Misno, S.Ag. ; Moderasi Beragama Dalam Falsafah Tarian Naga

PANGKALPINANG,PERKARANEWS — Perayaan tahun baru Imlek dan ditutup dengan Cap Go Meh yang merupakan salah satu perhelatan besar yang digelar etnis Tionghoa setiap tahunnya, seringkali diisi dengan berbagai ritual, mulai dari sembahyang di Vihara/Kelenteng, pemasangan lampion, hingga pertunjukan kesenian tradisional khas, seperti barongsai dan tarian naga atau liang liong.

Seperti yang dilakukan di Vihara Avalokitesvara beberapa waktu yang lalu, dimana kedua jenis kesenian tersebut pun ikut memeriahkan perayaan tahun baru ke 2575 di tahun naga kayu ini.
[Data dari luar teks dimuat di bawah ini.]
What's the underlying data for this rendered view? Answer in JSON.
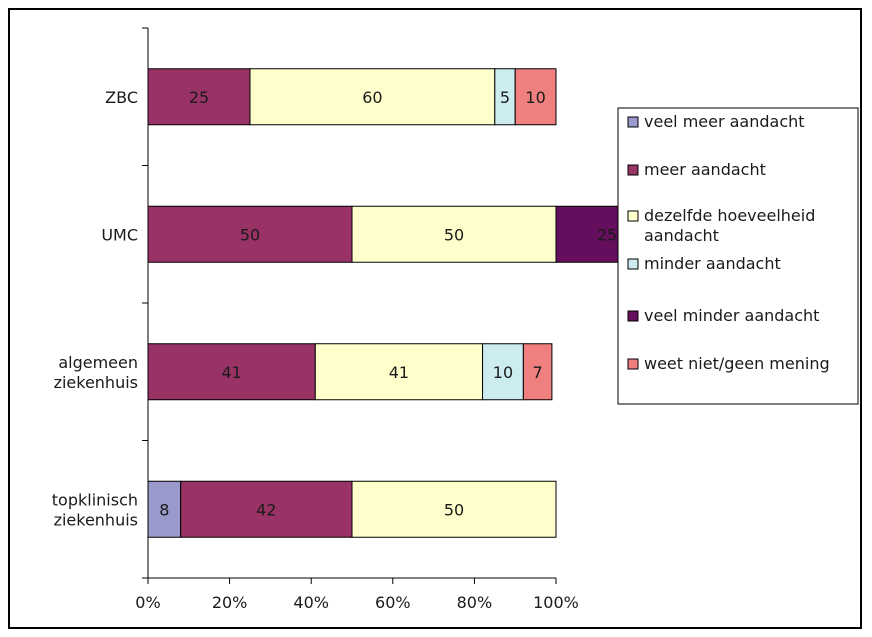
{
  "chart_data": {
    "type": "bar",
    "orientation": "horizontal",
    "stacked": "percent",
    "title": "",
    "xlabel": "",
    "ylabel": "",
    "xlim": [
      0,
      100
    ],
    "x_ticks": [
      "0%",
      "20%",
      "40%",
      "60%",
      "80%",
      "100%"
    ],
    "grid": false,
    "legend_placement": "right",
    "categories": [
      [
        "ZBC"
      ],
      [
        "UMC"
      ],
      [
        "algemeen",
        "ziekenhuis"
      ],
      [
        "topklinisch",
        "ziekenhuis"
      ]
    ],
    "series": [
      {
        "name": "veel meer aandacht",
        "legend_lines": [
          "veel meer aandacht"
        ],
        "color": "#9999cc",
        "values": [
          0,
          0,
          0,
          8
        ],
        "labels": [
          "",
          "",
          "",
          "8"
        ]
      },
      {
        "name": "meer aandacht",
        "legend_lines": [
          "meer aandacht"
        ],
        "color": "#993366",
        "values": [
          25,
          50,
          41,
          42
        ],
        "labels": [
          "25",
          "50",
          "41",
          "42"
        ]
      },
      {
        "name": "dezelfde hoeveelheid aandacht",
        "legend_lines": [
          "dezelfde hoeveelheid",
          "aandacht"
        ],
        "color": "#ffffcc",
        "values": [
          60,
          50,
          41,
          50
        ],
        "labels": [
          "60",
          "50",
          "41",
          "50"
        ]
      },
      {
        "name": "minder aandacht",
        "legend_lines": [
          "minder aandacht"
        ],
        "color": "#ccecf0",
        "values": [
          5,
          0,
          10,
          0
        ],
        "labels": [
          "5",
          "",
          "10",
          ""
        ]
      },
      {
        "name": "veel minder aandacht",
        "legend_lines": [
          "veel minder aandacht"
        ],
        "color": "#660e5e",
        "values": [
          0,
          25,
          0,
          0
        ],
        "labels": [
          "",
          "25",
          "",
          ""
        ]
      },
      {
        "name": "weet niet/geen mening",
        "legend_lines": [
          "weet niet/geen mening"
        ],
        "color": "#f08080",
        "values": [
          10,
          0,
          7,
          0
        ],
        "labels": [
          "10",
          "",
          "7",
          ""
        ]
      }
    ]
  }
}
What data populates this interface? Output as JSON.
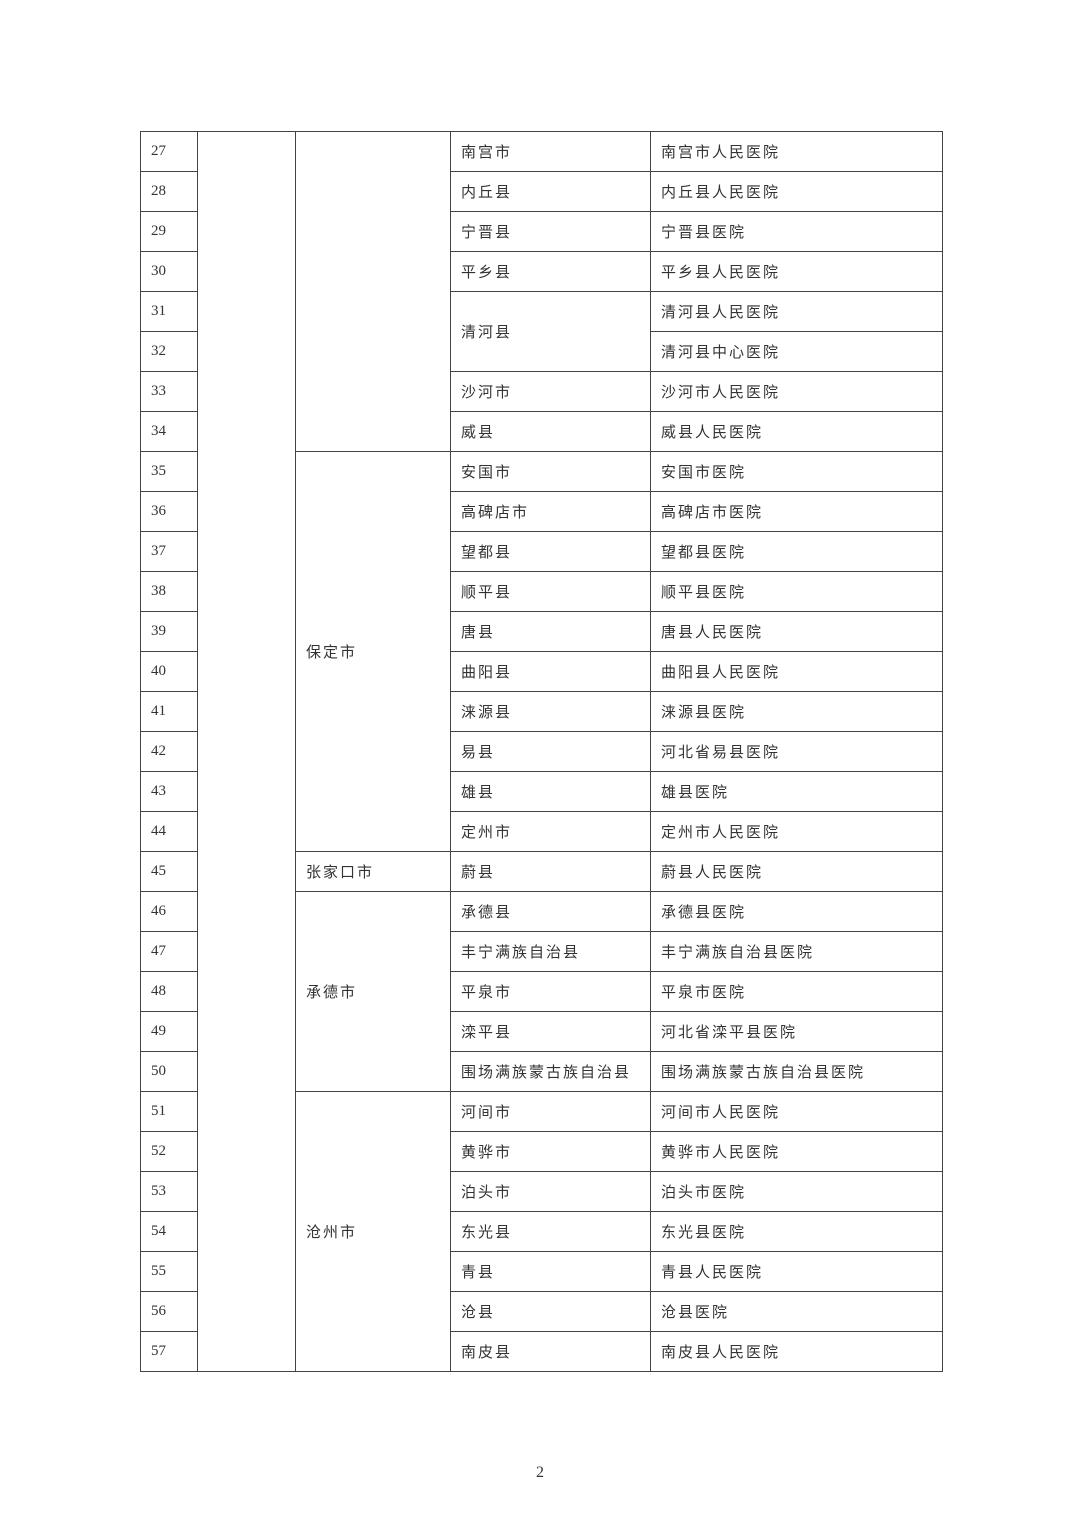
{
  "city_groups": [
    {
      "city": "",
      "rows": 8
    },
    {
      "city": "保定市",
      "rows": 10
    },
    {
      "city": "张家口市",
      "rows": 1
    },
    {
      "city": "承德市",
      "rows": 5
    },
    {
      "city": "沧州市",
      "rows": 7
    }
  ],
  "rows": [
    {
      "num": "27",
      "county": "南宫市",
      "hospital": "南宫市人民医院"
    },
    {
      "num": "28",
      "county": "内丘县",
      "hospital": "内丘县人民医院"
    },
    {
      "num": "29",
      "county": "宁晋县",
      "hospital": "宁晋县医院"
    },
    {
      "num": "30",
      "county": "平乡县",
      "hospital": "平乡县人民医院"
    },
    {
      "num": "31",
      "county": "清河县",
      "county_span": 2,
      "hospital": "清河县人民医院"
    },
    {
      "num": "32",
      "county": null,
      "hospital": "清河县中心医院"
    },
    {
      "num": "33",
      "county": "沙河市",
      "hospital": "沙河市人民医院"
    },
    {
      "num": "34",
      "county": "威县",
      "hospital": "威县人民医院"
    },
    {
      "num": "35",
      "county": "安国市",
      "hospital": "安国市医院"
    },
    {
      "num": "36",
      "county": "高碑店市",
      "hospital": "高碑店市医院"
    },
    {
      "num": "37",
      "county": "望都县",
      "hospital": "望都县医院"
    },
    {
      "num": "38",
      "county": "顺平县",
      "hospital": "顺平县医院"
    },
    {
      "num": "39",
      "county": "唐县",
      "hospital": "唐县人民医院"
    },
    {
      "num": "40",
      "county": "曲阳县",
      "hospital": "曲阳县人民医院"
    },
    {
      "num": "41",
      "county": "涞源县",
      "hospital": "涞源县医院"
    },
    {
      "num": "42",
      "county": "易县",
      "hospital": "河北省易县医院"
    },
    {
      "num": "43",
      "county": "雄县",
      "hospital": "雄县医院"
    },
    {
      "num": "44",
      "county": "定州市",
      "hospital": "定州市人民医院"
    },
    {
      "num": "45",
      "county": "蔚县",
      "hospital": "蔚县人民医院"
    },
    {
      "num": "46",
      "county": "承德县",
      "hospital": "承德县医院"
    },
    {
      "num": "47",
      "county": "丰宁满族自治县",
      "hospital": "丰宁满族自治县医院"
    },
    {
      "num": "48",
      "county": "平泉市",
      "hospital": "平泉市医院"
    },
    {
      "num": "49",
      "county": "滦平县",
      "hospital": "河北省滦平县医院"
    },
    {
      "num": "50",
      "county": "围场满族蒙古族自治县",
      "hospital": "围场满族蒙古族自治县医院"
    },
    {
      "num": "51",
      "county": "河间市",
      "hospital": "河间市人民医院"
    },
    {
      "num": "52",
      "county": "黄骅市",
      "hospital": "黄骅市人民医院"
    },
    {
      "num": "53",
      "county": "泊头市",
      "hospital": "泊头市医院"
    },
    {
      "num": "54",
      "county": "东光县",
      "hospital": "东光县医院"
    },
    {
      "num": "55",
      "county": "青县",
      "hospital": "青县人民医院"
    },
    {
      "num": "56",
      "county": "沧县",
      "hospital": "沧县医院"
    },
    {
      "num": "57",
      "county": "南皮县",
      "hospital": "南皮县人民医院"
    }
  ],
  "page_number": "2"
}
Misno, S.Ag., Penyelenggara Bimbingan Masyarakat Buddha Kantor Kementerian Agama Kota Pangkalpinang yang juga turut hadir dalam acara tersebut, saat dihubungi, pada Minggu (25/2/2024) menuturkan bahwa selain bertujuan untuk melestarikan budaya, dalam pertunjukan kesenian tradisional tersebut juga terkandung banyak makna yang dapat dijadikan pedoman kehidupan.

Diceritakannya, dalam tarian tersebut naga biasanya dibawa menggunakan tongkat yang terpasang di bawah perutnya, sementara itu untuk ukuran liongnya sendiri memiliki panjang sekitar 9-10 meter yang dimainkan sepuluh orang.

Bacaan Lainnya

Para pemain kemudian menirukan gerakan-gerakan seperti naga, berkelok-kelok dan berombak-ombak. Di barisan paling depan ada pemain yang bertugas mengangkat bola Mutiara yang disimbolkan sebagai matahari atau kebijaksanaan. Dengan kata lain sang Liong atau naga akan terus mengejar kebijaksanaan.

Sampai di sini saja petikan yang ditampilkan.